Ecco le nuove soglie di punibilità per come modificate dalla riforma:

 

REATO
VECCHIE SOGLIE
NUOVE SOGLIE
FORBICE DEPENALIZZATA
Omessa presentazione della dichiarazione redditi e dell’IVA
Da 30.000 euro in su Da 50.000 euro in su Evasioni da 30.000 a 50.000 euro
Dichiarazione infedele
Da 50.000 euro in su

Imponibile di 2mln di euro

Da 150.000 euro in su

Imponibile di 3mln di euro

Evasioni da 50.000 a 150.000 euro
Omesso versamento di ritenute certificate
Da 50.000 euro in su Da 150.000 euro in su Condotte da 50.000 a 150.000 euro
Omesso versamento IVA
Da 50.000 euro in su Da 250.000 euro in su Evasioni da 50.000 euro a 250.000 euro

 

 

Le novità per gli accertamenti dalla Legge di Stabilità

La legge di Stabilità elimina la possibilità di raddoppiare gli ordinari termini di accertamento in presenza di violazioni per le quali è stata presentata la denuncia penale per uno dei reati tributari contenuti nel decreto legislativo 74/2000. Inoltre, in sostituzione dell’attuale disciplina, dispone un ampliamento dei termini ordinari di rettifica delle dichiarazioni dei redditi e dell’Iva

 

In materia di reati

I poteri di accertamento vanno esercitati entro il 31 dicembre del 5° anno successivo o entro il 31 dicembre del 7° anno successivo in caso di dichiarazione omessa o nulla.
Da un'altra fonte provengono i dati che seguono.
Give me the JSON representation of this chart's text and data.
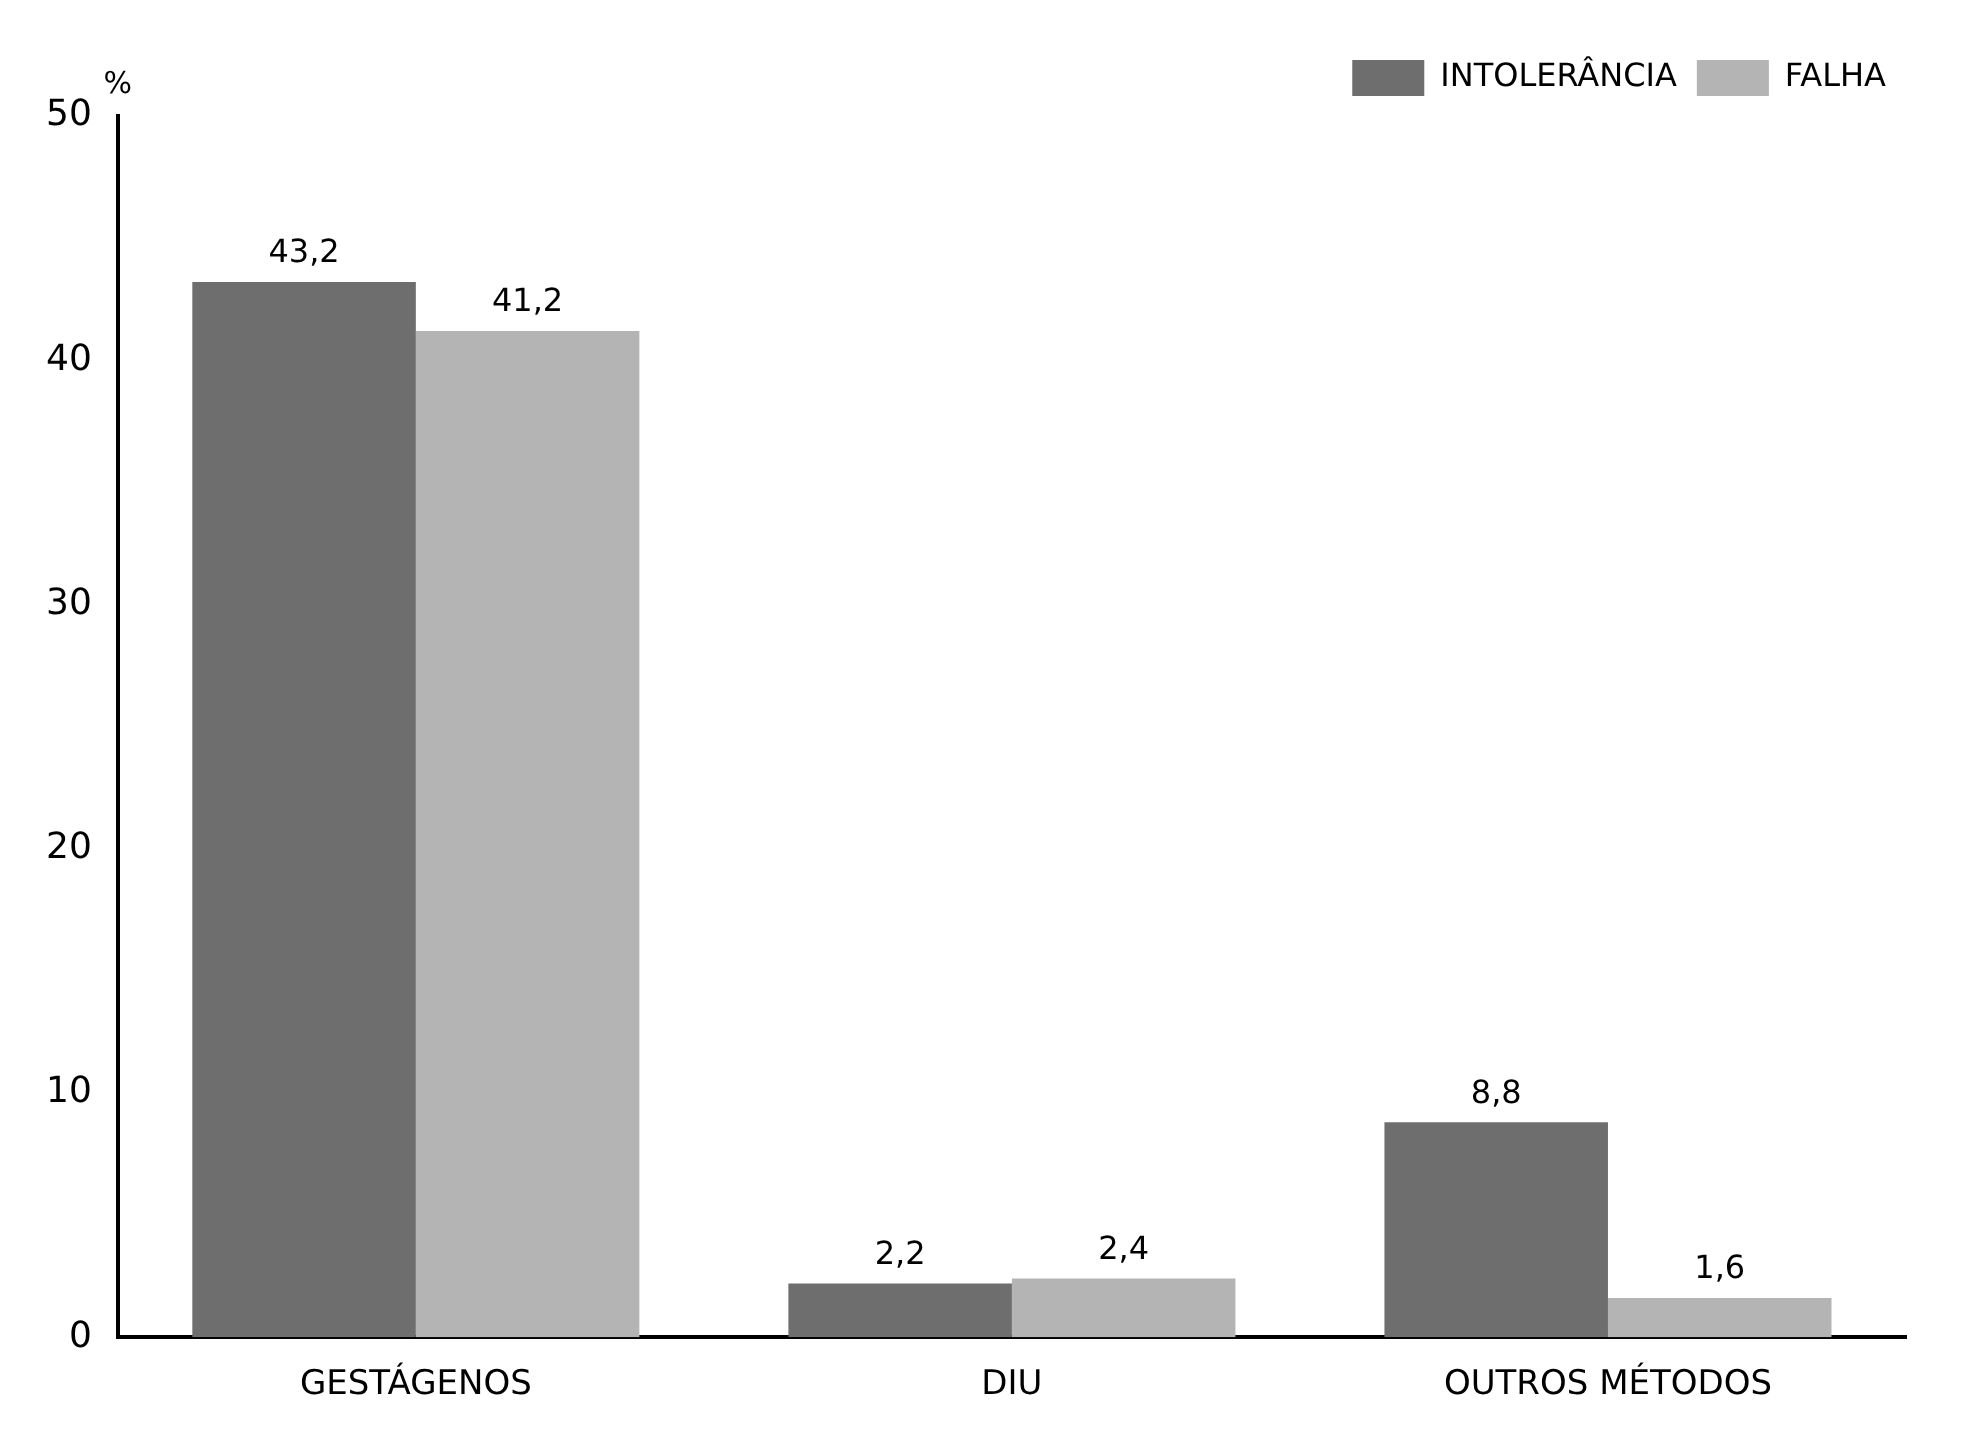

La novità si applica a decorrere dal periodo di imposta 2016 con riferimento a Unico 2017.

La modifica comporta una serie di conseguenze anche di ordine pratico, a partire dal risolvere all’origine i dubbi applicativi ancora oggi esistenti sull’operatività dell’istituto del raddoppio dei termini

 

Le conseguenze

L’amministrazione finanziaria potrà usufruire per tutti gli accertamenti di maggiori termini – anche riguardanti violazioni irrilevanti penalmente – di maggiori termini, a prescindere dalla presenza o meno di un reato.


[1] Art. 2 d.lgs. n. 74/2000

[2] Cass. sent. n. 891/16 del 13.01.2016.